New Mexico and southern Colorado have beautiful wilderness areas, designated, and protected under the federal Wilderness Act of 1964. We have the Pecos, the Weminuchi, the San Pedro Parks, the South San Juan and others. These are lands where mechanical travel is not allowed, and nature is meant to take its course “untrammeled by man.”

The Hermit Peak Fire in 2022 burned a substantial amount of the Pecos Wilderness at high severity. Scientific research shows that super-hot fires that kill large areas of high-altitude forest were unusual before 1990. Why? We’ve changed forests with fire suppression, livestock grazing, and by warming the climate with our fossil fuel air pollution.

Is there such a thing as “wilderness” in a world where people have changed every inch of the earth by altering the climate?  Maybe not, but we need to leave these patches as refugia for species, for quiet, for nature to evolve and change as it will.

The livestock industry uses wilderness areas to make money and their cattle significantly alter vegetation and streams in wilderness areas. Why are there cows in wilderness?  Because the powerful livestock industry would have blocked the Wilderness Act from passage in 1964 had they been barred.

Cows are native to Southeast Asia and no native animal in the West affects the land the way cattle do.

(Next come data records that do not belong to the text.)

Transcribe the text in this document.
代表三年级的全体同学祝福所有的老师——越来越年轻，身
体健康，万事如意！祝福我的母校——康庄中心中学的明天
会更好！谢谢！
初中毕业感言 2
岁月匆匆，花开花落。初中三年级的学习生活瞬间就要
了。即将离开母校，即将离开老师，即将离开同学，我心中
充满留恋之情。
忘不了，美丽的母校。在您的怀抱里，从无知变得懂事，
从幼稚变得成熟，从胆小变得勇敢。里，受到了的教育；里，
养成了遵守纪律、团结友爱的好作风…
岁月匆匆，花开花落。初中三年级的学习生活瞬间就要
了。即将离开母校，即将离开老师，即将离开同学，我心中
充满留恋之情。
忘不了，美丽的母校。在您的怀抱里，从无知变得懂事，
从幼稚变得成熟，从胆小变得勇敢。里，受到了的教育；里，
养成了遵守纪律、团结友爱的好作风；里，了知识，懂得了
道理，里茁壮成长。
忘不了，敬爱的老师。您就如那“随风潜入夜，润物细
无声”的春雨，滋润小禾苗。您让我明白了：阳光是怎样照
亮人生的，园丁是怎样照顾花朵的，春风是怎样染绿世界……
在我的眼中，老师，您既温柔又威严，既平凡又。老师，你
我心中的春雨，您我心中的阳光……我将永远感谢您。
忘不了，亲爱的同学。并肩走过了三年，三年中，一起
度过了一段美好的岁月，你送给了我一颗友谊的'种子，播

Is a landscape where exotic animals eat off much of the vegetation and damage the streams a true wilderness area? Cows ruin grass which naturally carries fire across the landscape. Without the grass, healthy cleansing fires don’t work well and fuels build up for big hot fires that at the wrong times – during dry, windy times.

How should humans manage fire in designated wilderness areas? Fire is a natural ecological element that has been burning these landscapes since long before the first human being set foot in this region, when these lands were truly wilderness.

Should the Forest Service fight future fires that have started by lightning in wilderness areas?  They often fight such fires if they could leave the wilderness and burn structures nearby. Or they fight these fires if dry or windy conditions could create a large wildfire.

Should the Forest Service start prescribed fires in wilderness to try to correct the abuses of fire suppression and livestock grazing? Prescribed fire attempts to imitate natural fires and restore the many positive impacts of low severity fire to wild lands. Is having a fire crew lighting a prescribed fire inside a wilderness area a violation of the spirit of the Wilderness Act. Is their effort to restore a natural process legitimate? Maybe we violate the spirit of the act when we do not restore fire.

To their credit, the US Forest Service was careful how they suppressed the Hermit Peak Fire inside the Pecos Wilderness last summer. They did not drive bulldozers into the wilderness as the agency has in California and Oregon wilderness fires. Instead, they had crews build hand-tool lines to try to stop the fire from advancing westward. They used aircraft to drop water and retardant. They treated the land with a light touch. In the future, the vegetation will recover to whatever new ecology evolves. But at least there won’t be long lasting remnants of heavy machinery in this beautiful and wild land.

Prescribed fire can be introduced without mechanical transportation. Firefighters on-foot can bring fire back to a landscape. Low-severity fire can correct many of the negative changes that fire suppression and grazing have caused, like thickets of trees, weeds, and built-up vegetation and debris like pine needs, dead sticks, logs and weeds.

Wilderness areas may be unlikely to be high on the list of places agencies plan to conduct prescribed fires. Places with logging and roads are far more likely to source a high severity fire so these areas get treated first. The lack of roads makes managing a prescribed fire more difficult than on roaded lands.

In the Gila Wilderness, the Forest Service managers allow lighting fires to burn is a normal part of wilderness management. Backpackers often find large areas of the wilderness burning with very low fire. It is wild and beautiful to meet native fire this way.

I hope we can make prescribed fire a normal part of wilderness management in the Colorado/New Mexico country. Beetle killed trees cloak the landscape in the Weminuchi Wilderness. Let these areas burn. In New Mexico fire can stimulate grasslands and open forests. Maybe it can slow insect outbreaks. Fire is normal and natural. Let’s bring it back.